Meski sebagai ormas keagamaan Islam, namun Muhammadiyah tidak terlalu rigid menerapkan Islam dalam keseharian. Namun di sisi lain juga tidak berlepas jauh dari agama – sekuler – Muhammadiyah berada di tengah-tengah atau wasathiyah.
Ketua Umum Pimpinan Pusat (PP) Muhammadiyah, Haedar Nashir menjelaskan posisi tengahan ini bahkan telah ada sejak era kepemimpinan Kiai Haji Ahmad Dahlan. Muhammadiyah, kata Haedar, tidak sama coraknya dengan ormas keagamaan masa itu karena ada distingsi yang perlu dirawat sampai sekarang.
“Dengan misi dakwah dan tajdid, Muhammadiyah sudah mempunyai orientasi dalam menyebarluaskan dan memajukan Islam,” tutur Haedar pada Senin (20/1) dalam Ideopolitor Muhammadiyah Regional Sumatra 1 di Deli Serdang.
Muhammadiyah dalam mendekati nash atau teks – Al Qur’an dan Sunnah tidak secara tekstual. Melainkan menggunakan metode atau Manhaj Tarjih yang disusun oleh Majelis Tarjih dan Tajdid Muhammadiyah yaitu dengan pendekatan bayani (teks), burhani (konteks), dan irfani (intuisi/kejernihan hati).
Misi tajdid dan metode pendekatan ini, kata Haedar menjadi distingsi antara Muhammadiyah dengan gerakan Islam lain yang terlalu tekstual dan rigid menempatkan agama dalam kehidupan atau sering disebut sebagai kelompok Islam puritan.
Oleh karena itu, pada kesempatan ini Haedar meminta lebih-lebih kepada pimpinan persyarikatan untuk membaca produk-produk pemikiran Majelis Tarjih – teranyar ada Tafsir At Tanwir yang masih dalam proses penyelesaian sampai juz 9.
Meskipun tidak sepakat dengan Islam puritan yang terlalu formal dan rigid dalam beragama, Haedar di sisi lain juga tidak sepakat dengan pandangan sekuler. Misalnya dengan pandangan Nurcholis Madjid yang menyebut semua manusia pada dasarnya beragama, maka tidak relevan untuk mengajak mereka memeluk agama tertentu.
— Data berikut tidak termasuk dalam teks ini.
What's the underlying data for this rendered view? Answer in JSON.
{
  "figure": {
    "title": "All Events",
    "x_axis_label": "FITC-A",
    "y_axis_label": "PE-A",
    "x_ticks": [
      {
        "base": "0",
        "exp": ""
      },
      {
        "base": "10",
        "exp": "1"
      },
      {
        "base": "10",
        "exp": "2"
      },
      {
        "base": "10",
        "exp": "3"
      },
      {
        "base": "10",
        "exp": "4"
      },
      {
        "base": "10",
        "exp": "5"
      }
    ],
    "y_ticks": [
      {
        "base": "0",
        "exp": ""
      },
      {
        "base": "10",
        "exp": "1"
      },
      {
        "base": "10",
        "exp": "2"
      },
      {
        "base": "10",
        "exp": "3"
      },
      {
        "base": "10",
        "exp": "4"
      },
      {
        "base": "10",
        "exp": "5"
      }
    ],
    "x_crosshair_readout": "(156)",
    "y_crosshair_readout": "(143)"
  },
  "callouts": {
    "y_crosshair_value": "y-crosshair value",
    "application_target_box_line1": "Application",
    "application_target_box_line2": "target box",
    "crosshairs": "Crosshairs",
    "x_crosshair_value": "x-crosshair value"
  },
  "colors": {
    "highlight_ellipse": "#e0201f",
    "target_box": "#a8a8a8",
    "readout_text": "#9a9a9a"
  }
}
“Mungkin Cak Nur saat itu terbayang dakwah seperti missionaries yang progresif dan agresif. Tapi di sisi lain kita juga perlu bercermin, mubalig kita juga masih belum dakwah bil hikmah, wal mauizatil hasanah,” katanya.
Untuk mengembangkan pandangan itu, Haedar juga menyoroti tentang penggunaan cadar di Perguruan Tinggi Muhammadiyah-’Aisyiyah (PTMA). Padahal Tarjih sudah jelas menyebutkan bahwa muka dan telapak tangan ini bukan aurat. Oleh karena itu perlu memahami Muhammadiyah secara utuh, tidak puritan.